For curves, we have a short exact sequence $$0\to \mathcal{O}_X^*\to \pi_*\mathcal{O}_Y^*\to Q\to 0 $$
where $Q$ is supported in finitely many points. In particular, $H^1(X, Q)=0$. Moreover, $R^1\pi_* \mathcal{O}_Y^* = 0$, and thus
$$ {\rm Pic}\, Y = H^1(Y, \mathcal{O}_Y^*) = H^1(X, \pi_* \mathcal{O}_Y^*). $$
We deduce that $\pi^*:{\rm Pic}\, X\to {\rm Pic}\, Y$ is surjective.
In higher dimension, consider the following example. Let $E$ be an elliptic curve, $x_1, x_2\in E$ two closed points such that the difference $x_1-x_2$ is not a torsion point. Let $C$ be the nodal curve $E/x_1\sim x_2$, and set $Y=E\times E$, $X=E\times C$, $\pi:Y\to X$ induced by the projection $E\to C$. Then $\pi$ is the normalization map of $X$. Let $L$ be the Poincare bundle on $Y=E\times E$; by definition, the restriction of $L$ to $E\times \{x\}$ is $\mathcal{O}_E(x-0)$. Suppose that $L^n =\pi^* M$ for some $n>0$ and some line bundle $M$ on $X$. Thus $L^n|_{E\times \{x_1\}}\cong L^n|_{E\times \{x_2\}}$, i.e., $\mathcal{O}_E(nx_1-0)\cong \mathcal{O}_E(nx_2-0)$ (here $nx_i$ means multiplication in the group law on $E$). This contradicts the fact that $x_1-x_2$ is non-torsion.

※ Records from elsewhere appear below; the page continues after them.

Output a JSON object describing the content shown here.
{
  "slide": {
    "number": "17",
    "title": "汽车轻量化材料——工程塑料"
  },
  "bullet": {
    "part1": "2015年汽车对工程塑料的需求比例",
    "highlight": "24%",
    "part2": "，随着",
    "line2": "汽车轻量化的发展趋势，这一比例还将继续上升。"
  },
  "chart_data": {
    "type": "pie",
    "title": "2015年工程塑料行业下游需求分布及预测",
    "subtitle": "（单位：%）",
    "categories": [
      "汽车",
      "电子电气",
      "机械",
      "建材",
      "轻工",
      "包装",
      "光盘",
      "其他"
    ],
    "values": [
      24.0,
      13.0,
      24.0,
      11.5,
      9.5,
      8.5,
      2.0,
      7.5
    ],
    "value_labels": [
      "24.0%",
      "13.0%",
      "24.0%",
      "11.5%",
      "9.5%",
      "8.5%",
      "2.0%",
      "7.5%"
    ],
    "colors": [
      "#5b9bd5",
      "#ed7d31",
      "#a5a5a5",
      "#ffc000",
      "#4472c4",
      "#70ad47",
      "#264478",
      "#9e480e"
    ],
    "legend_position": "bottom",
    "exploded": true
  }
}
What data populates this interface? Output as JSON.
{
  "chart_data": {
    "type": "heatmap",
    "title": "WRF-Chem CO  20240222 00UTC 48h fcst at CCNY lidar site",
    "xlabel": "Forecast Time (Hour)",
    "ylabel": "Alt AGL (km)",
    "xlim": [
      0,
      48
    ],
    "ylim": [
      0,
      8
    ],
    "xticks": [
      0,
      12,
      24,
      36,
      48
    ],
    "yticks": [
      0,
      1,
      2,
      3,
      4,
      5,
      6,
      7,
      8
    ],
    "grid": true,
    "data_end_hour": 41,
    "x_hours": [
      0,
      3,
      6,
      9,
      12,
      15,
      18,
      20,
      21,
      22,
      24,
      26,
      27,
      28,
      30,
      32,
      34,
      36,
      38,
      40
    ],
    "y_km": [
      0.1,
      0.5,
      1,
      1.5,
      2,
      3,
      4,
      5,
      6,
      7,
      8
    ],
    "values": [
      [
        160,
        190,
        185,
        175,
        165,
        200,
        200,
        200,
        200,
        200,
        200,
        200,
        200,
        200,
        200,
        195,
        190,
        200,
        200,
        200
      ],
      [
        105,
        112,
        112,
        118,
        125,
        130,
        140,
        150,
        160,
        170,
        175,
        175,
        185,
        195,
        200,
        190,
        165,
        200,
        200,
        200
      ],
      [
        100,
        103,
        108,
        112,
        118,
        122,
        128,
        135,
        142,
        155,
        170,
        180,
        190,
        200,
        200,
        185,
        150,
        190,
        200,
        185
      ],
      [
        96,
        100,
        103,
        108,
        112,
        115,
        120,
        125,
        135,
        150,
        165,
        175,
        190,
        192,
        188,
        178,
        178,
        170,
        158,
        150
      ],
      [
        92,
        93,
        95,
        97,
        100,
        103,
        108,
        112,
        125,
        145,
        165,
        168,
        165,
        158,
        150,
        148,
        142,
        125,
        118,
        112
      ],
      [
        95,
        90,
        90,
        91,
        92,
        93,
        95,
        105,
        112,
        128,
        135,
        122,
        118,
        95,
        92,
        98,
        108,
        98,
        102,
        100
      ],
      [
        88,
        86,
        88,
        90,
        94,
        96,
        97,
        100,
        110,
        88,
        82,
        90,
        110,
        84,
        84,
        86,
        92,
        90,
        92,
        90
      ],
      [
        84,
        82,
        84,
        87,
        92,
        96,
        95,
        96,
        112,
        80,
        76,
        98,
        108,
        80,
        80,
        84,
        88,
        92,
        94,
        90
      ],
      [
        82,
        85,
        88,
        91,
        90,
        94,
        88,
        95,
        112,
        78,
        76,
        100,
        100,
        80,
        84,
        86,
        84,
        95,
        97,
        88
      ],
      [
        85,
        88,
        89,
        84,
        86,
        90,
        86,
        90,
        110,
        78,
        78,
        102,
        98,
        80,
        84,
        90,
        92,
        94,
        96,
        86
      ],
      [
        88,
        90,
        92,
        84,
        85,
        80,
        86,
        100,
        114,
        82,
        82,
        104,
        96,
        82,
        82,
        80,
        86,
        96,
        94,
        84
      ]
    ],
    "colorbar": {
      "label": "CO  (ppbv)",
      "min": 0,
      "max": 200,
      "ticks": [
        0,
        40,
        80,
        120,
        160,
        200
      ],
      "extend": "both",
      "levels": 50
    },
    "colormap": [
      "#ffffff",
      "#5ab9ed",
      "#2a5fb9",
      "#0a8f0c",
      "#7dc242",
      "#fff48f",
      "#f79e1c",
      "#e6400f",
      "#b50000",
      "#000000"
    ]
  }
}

Of course it is easier to give a non-integral example: take $Y=$ the disjoint union of two copies of $\mathbf{P}^2$, $L$ a line bundle on $Y$
 whose restrictions to the two copies have different degrees. Let $X$
 be obtained from $Y$
 by identifying two lines, one in each $\mathbf{P}^2$. 
 Then $X$
 exists as a quasiprojective variety, $Y$
 is its normalization, and no positive power of $L$
descends to $X$